Opening the Quezon City International Pink Film Festival is a new film by the country’s pioneering gay documentary filmmaker Nick Deocampo. His new work, “#pinQCity” that tells of LGBT characters living in the country’s premier city is a fitting tribute to the city’s 75th founding anniversary as it reveals its current social reality.

Among the country’s pioneers in gay filmmaking, Deocampo’s queer documentaries have broken new ground for a realist representation of homosexuality on local screen. Starting his career at the height of the Marcos dictatorship, his films have defied military repression to give damning images of the regime. Now celebrating thirty years of documentary filmmaking, Deocampo’s documentaries have become virtually a living memory of local gay history.
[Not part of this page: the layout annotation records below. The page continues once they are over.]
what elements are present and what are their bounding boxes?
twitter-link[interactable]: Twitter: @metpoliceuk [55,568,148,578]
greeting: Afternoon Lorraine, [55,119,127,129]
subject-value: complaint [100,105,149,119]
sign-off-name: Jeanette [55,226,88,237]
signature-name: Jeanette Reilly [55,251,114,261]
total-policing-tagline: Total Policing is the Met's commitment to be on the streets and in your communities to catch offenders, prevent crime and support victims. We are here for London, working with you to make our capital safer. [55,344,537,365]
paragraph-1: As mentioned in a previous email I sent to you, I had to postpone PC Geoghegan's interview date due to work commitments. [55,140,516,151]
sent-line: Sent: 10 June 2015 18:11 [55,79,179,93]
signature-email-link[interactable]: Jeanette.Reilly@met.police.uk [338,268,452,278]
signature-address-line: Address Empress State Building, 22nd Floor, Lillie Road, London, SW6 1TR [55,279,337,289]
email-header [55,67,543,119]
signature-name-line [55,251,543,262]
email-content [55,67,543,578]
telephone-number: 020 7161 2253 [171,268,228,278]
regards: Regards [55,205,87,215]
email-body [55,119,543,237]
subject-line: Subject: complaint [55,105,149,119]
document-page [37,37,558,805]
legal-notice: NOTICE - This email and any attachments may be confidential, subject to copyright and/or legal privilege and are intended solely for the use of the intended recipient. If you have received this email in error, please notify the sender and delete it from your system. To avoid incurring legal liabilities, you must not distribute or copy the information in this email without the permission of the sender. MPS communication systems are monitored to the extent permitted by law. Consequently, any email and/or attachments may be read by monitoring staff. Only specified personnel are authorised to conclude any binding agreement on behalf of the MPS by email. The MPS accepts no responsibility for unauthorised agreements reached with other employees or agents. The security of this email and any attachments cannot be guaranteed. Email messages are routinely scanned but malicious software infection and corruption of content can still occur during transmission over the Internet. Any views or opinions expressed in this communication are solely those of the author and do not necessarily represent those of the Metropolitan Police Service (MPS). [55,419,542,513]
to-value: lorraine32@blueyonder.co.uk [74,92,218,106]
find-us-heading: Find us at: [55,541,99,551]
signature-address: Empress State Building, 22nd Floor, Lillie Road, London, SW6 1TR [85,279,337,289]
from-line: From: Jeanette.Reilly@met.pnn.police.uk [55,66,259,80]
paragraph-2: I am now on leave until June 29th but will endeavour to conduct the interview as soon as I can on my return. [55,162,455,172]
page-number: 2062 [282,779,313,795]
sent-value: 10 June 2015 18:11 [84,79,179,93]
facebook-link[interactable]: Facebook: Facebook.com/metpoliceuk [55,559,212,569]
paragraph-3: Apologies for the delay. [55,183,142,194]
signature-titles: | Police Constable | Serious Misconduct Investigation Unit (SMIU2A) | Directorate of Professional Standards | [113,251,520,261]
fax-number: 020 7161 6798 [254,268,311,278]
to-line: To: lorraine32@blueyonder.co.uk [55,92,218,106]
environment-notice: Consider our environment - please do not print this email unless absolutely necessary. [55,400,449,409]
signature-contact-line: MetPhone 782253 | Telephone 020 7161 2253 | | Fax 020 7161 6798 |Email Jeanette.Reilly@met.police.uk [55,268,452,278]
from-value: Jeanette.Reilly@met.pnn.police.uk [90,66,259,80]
Blazing a new trail in major festivals in London, Berlin, Tokyo and New York, his films have received awards and paved the way for local independent cinema to be accepted in international festivals in the Eighties long before the emergence of digital cinema today.
Marking thirty years of groundbreaking work, Deocampo’s films have been hailed in festivals abroad as “uncompromising” and “a searing inquiry into the human condition.” Referring to his film about the People’s Power revolution where he declared his homosexuality onscreen, the documentary was described as “raw, bloody, face-against- the-fence experience.” A London critic, Tony Rayns, described it as his “magnum opus.”
With a legacy of outstanding films committed to the gay cause, Deocampo remains to be the enduring face of a marginalized sector in society seeking wider tolerance through his films.